© 2022



TEXT Maryam Arshad
Black Waters by Mateo Vargas
Cuautitlán, State of Mexico

“He struggled with his thoughts for several hours, casting them into the black waters of the river” — Juan Rulfo (Pedro Páramo).

The river is its own living vessel, speaking, moving, and carrying tragedy and ruin with its waters. Waters that have been tainted, Aguas Negras, Black Waters. Dark cloudy skies reflect the dark cloudy waters of the  Cuautitlán River. Over 50 years of pollution and disruption that have left clean waters solely as ideas hidden in memories of past generations.

Capulin cherry trees, Prunus salicifolia, are no more. The water is not pure enough to bathe in, or wash clothes in. The river flows from the dam of Lake Guadalupe. The river is now pure sewage water. Unclean for over five decades, enough time for grandchildren to bear witness to the polluted waters and the havoc it has wreaked on the river and its inhabitants and communities. Death occurred within the aguas negras. Death that the families who resided close by to the river were unaware of. Death that was accompanied by ambiguity, fuelled by sadness.

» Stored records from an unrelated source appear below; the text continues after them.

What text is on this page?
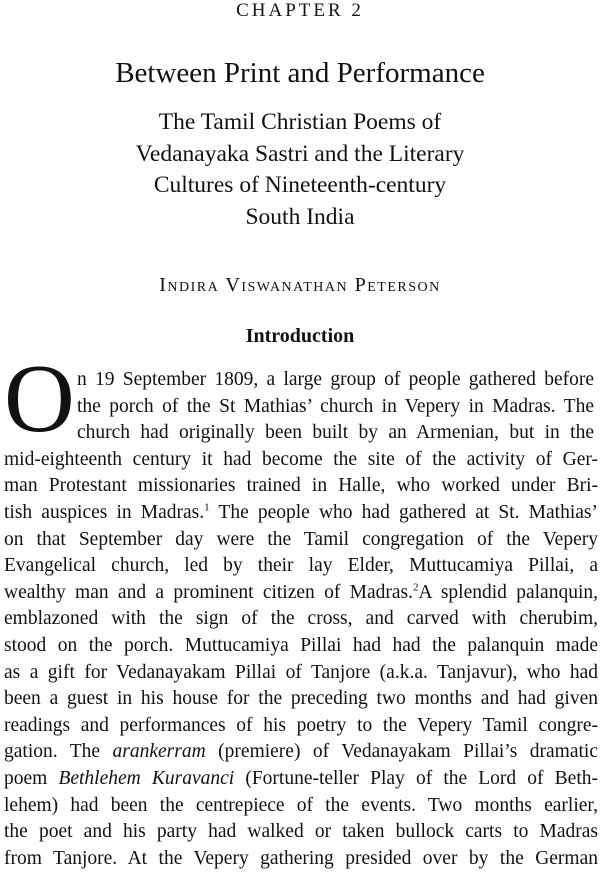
CHAPTER 2
Between Print and Performance
The Tamil Christian Poems of
Vedanayaka Sastri and the Literary
Cultures of Nineteenth-century
South India
Indira Viswanathan Peterson
Introduction
O n 19 September 1809, a large group of people gathered before
the porch of the St Mathias’ church in Vepery in Madras. The
church had originally been built by an Armenian, but in the
mid-eighteenth century it had become the site of the activity of Ger-
man Protestant missionaries trained in Halle, who worked under Bri-
tish auspices in Madras.$^1$ The people who had gathered at St. Mathias’
on that September day were the Tamil congregation of the Vepery
Evangelical church, led by their lay Elder, Muttucamiya Pillai, a
wealthy man and a prominent citizen of Madras.$^2$A splendid palanquin,
emblazoned with the sign of the cross, and carved with cherubim,
stood on the porch. Muttucamiya Pillai had had the palanquin made
as a gift for Vedanayakam Pillai of Tanjore (a.k.a. Tanjavur), who had
been a guest in his house for the preceding two months and had given
readings and performances of his poetry to the Vepery Tamil congre-
gation. The arankerram (premiere) of Vedanayakam Pillai’s dramatic
poem Bethlehem Kuravanci (Fortune-teller Play of the Lord of Beth-
lehem) had been the centrepiece of the events. Two months earlier,
the poet and his party had walked or taken bullock carts to Madras
from Tanjore. At the Vepery gathering presided over by the German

The waters came close to overflowing, downpour after downpour. It carried too much. The body, and the water. It was grief that didn't allow for the distinguishing of the cause of the river's surge. Grief that the waters carried, from the river beds to doorsteps. The government’s words rang out repetitively. Keep your belongings close, and your consciousness and fear closer. Fear that stretched out at the threat of the black waters overflowing.

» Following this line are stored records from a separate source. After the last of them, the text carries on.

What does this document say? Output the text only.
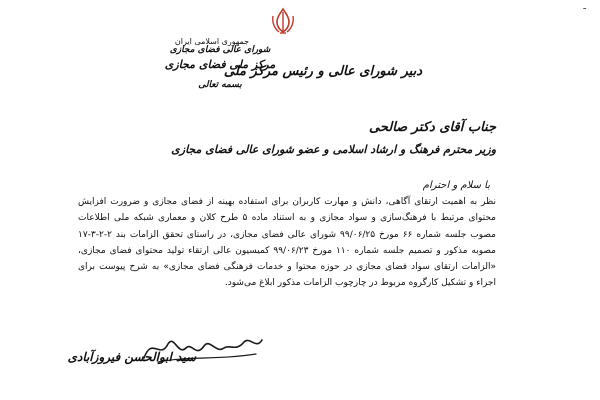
جمهوری اسلامی ایران
شورای عالی فضای مجازی
مرکز ملی فضای مجازی
بسمه تعالی
ـ
دبیر شورای عالی و رئیس مرکز ملی
جناب آقای دکتر صالحی
وزیر محترم فرهنگ و ارشاد اسلامی و عضو شورای عالی فضای مجازی
با سلام و احترام
نظر به اهمیت ارتقای آگاهی، دانش و مهارت کاربران برای استفاده بهینه از فضای مجازی و ضرورت افزایش محتوای مرتبط با فرهنگ‌سازی و سواد مجازی و به استناد ماده ۵ طرح کلان و معماری شبکه ملی اطلاعات مصوب جلسه شماره ۶۶ مورخ ۹۹/۰۶/۲۵ شورای عالی فضای مجازی، در راستای تحقق الزامات بند ۲-۲-۳-۱۷ مصوبه مذکور و تصمیم جلسه شماره ۱۱۰ مورخ ۹۹/۰۶/۲۳ کمیسیون عالی ارتقاء تولید محتوای فضای مجازی، «الزامات ارتقای سواد فضای مجازی در حوزه محتوا و خدمات فرهنگی فضای مجازی» به شرح پیوست برای اجراء و تشکیل کارگروه مربوط در چارچوب الزامات مذکور ابلاغ می‌شود.
سید ابوالحسن فیروزآبادی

What else is left in Black Waters?

These moments have been cascaded together, stitched into the matriarchal generations that know the river. Passed on from grandmother to granddaughter, through this moving piece of history and tragedy. The river rushes through moments of humanity, ecology, and memory. The tinted monochrome colouring has moments of clarity, flashing moments that render the black and white waters true to their lifeless shade.

Once upon a time, aguas negras did not exist. Capitalist greed, overconsumption, inequality and pollution tainted the waters, in physicality but not memory. The river is in control, the land and the people are at its mercy. It carries with it anger and distress, the same kind that the people have who remember the river as it once was. The oral history and visual collection become a dialogue across time, family and memory. Aguas negras, Black Waters are melancholic and restless.

“What more can we leave behind than a memory?” — Aguas Negras/Black Waters.